The device is intended for the qualitative and semi-quantitative determination of tramadol in human urine, which provides preliminary analytical results for clinical consideration and professional judgment. This indicates its use in diagnosing or aiding in the diagnosis of tramadol presence.

No

The device is a reagent kit for an enzyme immunoassay, which is a chemical-based test requiring physical reagents and laboratory equipment (automated clinical chemistry analyzers) to function. It is not solely software.
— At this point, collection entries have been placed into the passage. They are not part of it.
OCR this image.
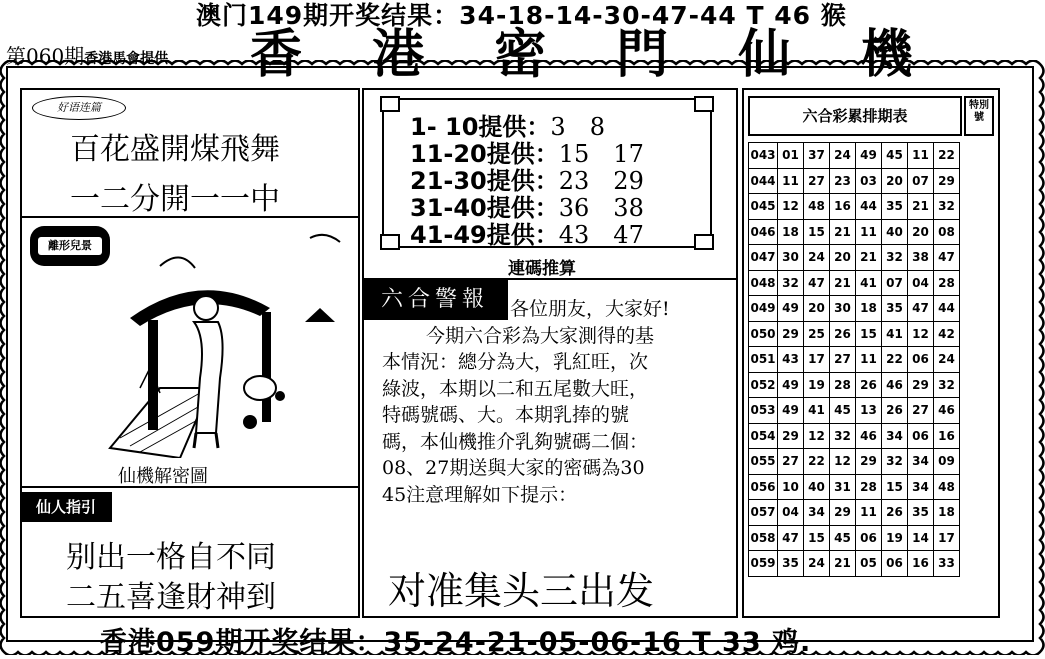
澳门149期开奖结果：34-18-14-30-47-44 T 46 猴
第060期香港馬會提供 香 港 密 門 仙 機
好语连篇
百花盛開煤飛舞
一二分開一一中
離形兒景
仙機解密圖
仙人指引
别出一格自不同
二五喜逢財神到
1- 10提供：3　8
11-20提供：15　17
21-30提供：23　29
31-40提供：36　38
41-49提供：43　47
連碼推算
六合警報	各位朋友，大家好!
今期六合彩為大家測得的基
本情況：總分為大，乳紅旺，次
綠波，本期以二和五尾數大旺，
特碼號碼、大。本期乳捧的號
碼，本仙機推介乳夠號碼二個：
08、27期送與大家的密碼為30
45注意理解如下提示：
对准集头三出发
六合彩累排期表
特別號
043	01	37	24	49	45	11	22
044	11	27	23	03	20	07	29
045	12	48	16	44	35	21	32
046	18	15	21	11	40	20	08
047	30	24	20	21	32	38	47
048	32	47	21	41	07	04	28
049	49	20	30	18	35	47	44
050	29	25	26	15	41	12	42
051	43	17	27	11	22	06	24
052	49	19	28	26	46	29	32
053	49	41	45	13	26	27	46
054	29	12	32	46	34	06	16
055	27	22	12	29	32	34	09
056	10	40	31	28	15	34	48
057	04	34	29	11	26	35	18
058	47	15	45	06	19	14	17
059	35	24	21	05	06	16	33
香港059期开奖结果：35-24-21-05-06-16 T 33 鸡.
Yes, this device is an IVD (In Vitro Diagnostic).

Here's why:

• Intended Use: The document explicitly states the device is "intended for the qualitative and semi-quantitative determination of tramadol in human urine". This is a diagnostic test performed on a biological sample (urine) outside of the body (in vitro).
• Device Description: The description details the components and mechanism of an enzyme immunoassay, a common type of in vitro diagnostic test.
• Intended User / Care Setting: It specifies the device is for "laboratories with automated clinical chemistry analyzers" and is "for prescription use only". This indicates a clinical laboratory setting, typical for IVDs.
• Performance Studies: The document describes various performance studies (Precision, Analytical Recovery, Method Comparison, Cross-reactivity, Interference) which are standard evaluations for IVD devices to demonstrate their analytical performance.
• Predicate Device: The mention of a "Predicate Device(s)" with a K number (K182280) is a strong indicator that this device is being submitted for regulatory clearance as an IVD, as predicate devices are used for comparison in the 510(k) submission process for medical devices, including IVDs.

N/A

Intended Use / Indications for Use

The LZI Tramadol Enzyme Immunoassay is intended for the qualitative and semi-quantitative determination of tramadol in human urine at the cutoff value of 100 ng/mL when callbrated against tramadol. The assay is designed for prescription use with a number of automated clinical chemistry analyzers.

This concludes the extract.